Plutôt que de poursuivre ouvertement des initiatives pro-russes, Georgian Dream a plutôt utilisé la couverture de la légalité, comme il l’a fait concernant la loi sur les “agents étrangers”, pour mettre en œuvre des politiques qui retarderaient ou feraient dérailler le mouvement vers l’ouest du pays.
“Plus de 80% des Géorgiens veulent aller en Europe, rejoindre l’OTAN et faire partie de l’Occident”, a expliqué Samadashvili. “Les politiciens qui soutiennent ouvertement la Russie n’obtiennent pas plus de deux à trois pour cent des voix ici. Les gens ici sont très clairement anti-russes. Par conséquent, cela s’est déguisé et, malheureusement, beaucoup de gens ont été trompés.”
“Je pense qu’ils ont des instructions claires pour ne pas obtenir [European Union] statut de candidat parce que ce n’est pas dans l’intérêt de la Russie”, a-t-elle ajouté. “La Russie veut que le ‘Rêve géorgien’ reste au pouvoir, avec déjà une position ouvertement anti-européenne.”
La croissance du mouvement de protestation
Le 28 février, un total de 63 médias géorgiens ont publié une déclaration commune refusant de s’enregistrer en tant qu’agents étrangers si le projet de loi était effectivement promulgué.
Le Forum de la société civile du Partenariat oriental, un groupe d’ONG géorgiennes, a décrit la loi comme “antidémocratique, inconstitutionnelle, discriminatoire à l’égard des organisations de la société civile et des médias” et a exprimé sa crainte que le débat sur le projet de loi ne porte atteinte aux aspirations européennes de la Géorgie.
La discussion du projet de loi au parlement le 2 mars s’est heurtée à une résistance de l’intérieur même de la chambre, les législateurs de l’opposition ayant utilisé les procédures parlementaires pour empêcher le débat de se poursuivre.
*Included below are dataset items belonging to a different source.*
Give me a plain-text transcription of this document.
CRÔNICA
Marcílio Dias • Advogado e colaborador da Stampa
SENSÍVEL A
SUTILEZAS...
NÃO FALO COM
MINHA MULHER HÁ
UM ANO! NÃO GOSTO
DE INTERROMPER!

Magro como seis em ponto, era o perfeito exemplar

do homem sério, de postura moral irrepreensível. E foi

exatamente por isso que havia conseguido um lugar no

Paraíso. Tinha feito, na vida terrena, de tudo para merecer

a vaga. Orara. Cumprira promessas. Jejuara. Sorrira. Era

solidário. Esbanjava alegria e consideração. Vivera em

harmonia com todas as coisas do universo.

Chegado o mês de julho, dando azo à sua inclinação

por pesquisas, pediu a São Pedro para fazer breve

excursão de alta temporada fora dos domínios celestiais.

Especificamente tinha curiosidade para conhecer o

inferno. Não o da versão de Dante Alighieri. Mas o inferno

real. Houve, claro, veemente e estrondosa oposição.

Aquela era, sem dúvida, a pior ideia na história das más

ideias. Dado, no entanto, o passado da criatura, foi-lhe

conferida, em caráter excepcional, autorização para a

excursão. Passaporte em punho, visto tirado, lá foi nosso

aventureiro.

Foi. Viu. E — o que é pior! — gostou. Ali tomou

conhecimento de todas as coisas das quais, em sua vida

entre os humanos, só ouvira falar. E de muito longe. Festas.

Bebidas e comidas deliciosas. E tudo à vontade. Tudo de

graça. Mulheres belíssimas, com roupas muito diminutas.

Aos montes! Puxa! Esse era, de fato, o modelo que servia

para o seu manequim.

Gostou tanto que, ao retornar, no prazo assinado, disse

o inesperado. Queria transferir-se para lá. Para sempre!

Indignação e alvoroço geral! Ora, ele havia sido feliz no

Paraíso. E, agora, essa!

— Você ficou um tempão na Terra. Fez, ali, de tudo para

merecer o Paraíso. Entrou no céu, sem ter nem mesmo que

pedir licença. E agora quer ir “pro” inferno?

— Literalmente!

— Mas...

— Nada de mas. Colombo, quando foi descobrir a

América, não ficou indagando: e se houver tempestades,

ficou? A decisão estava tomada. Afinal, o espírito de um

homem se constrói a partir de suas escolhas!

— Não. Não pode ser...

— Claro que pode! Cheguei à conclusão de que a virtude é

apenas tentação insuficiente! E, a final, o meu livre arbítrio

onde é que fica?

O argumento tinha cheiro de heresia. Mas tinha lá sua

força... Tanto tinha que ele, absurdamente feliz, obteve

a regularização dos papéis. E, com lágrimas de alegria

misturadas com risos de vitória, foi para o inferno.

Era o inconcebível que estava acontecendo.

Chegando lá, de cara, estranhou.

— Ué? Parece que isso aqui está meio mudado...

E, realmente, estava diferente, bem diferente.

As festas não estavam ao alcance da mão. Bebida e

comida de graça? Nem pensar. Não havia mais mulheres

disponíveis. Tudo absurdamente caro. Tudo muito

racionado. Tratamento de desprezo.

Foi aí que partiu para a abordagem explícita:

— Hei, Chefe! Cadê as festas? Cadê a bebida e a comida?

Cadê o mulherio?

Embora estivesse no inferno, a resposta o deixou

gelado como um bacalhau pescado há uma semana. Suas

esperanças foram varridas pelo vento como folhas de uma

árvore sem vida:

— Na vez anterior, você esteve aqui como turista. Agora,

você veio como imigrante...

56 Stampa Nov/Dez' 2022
Une échauffourée a éclaté dans l’hémicycle entre partisans et opposants à la loi.
Ce soir-là, une manifestation a eu lieu à Tbilissi, avec des militants de la société civile et des personnalités de l’opposition bloquant les entrées du bâtiment où se réunissait le parlement et scandant des slogans tels que “Non à la loi russe!”
Certains manifestants ont été brièvement détenus par la police, et il y a eu des affrontements entre les manifestants et les forces de l’ordre alors que les manifestants tentaient de bloquer un véhicule de police emportant l’un des détenus, l’un des 36 au total.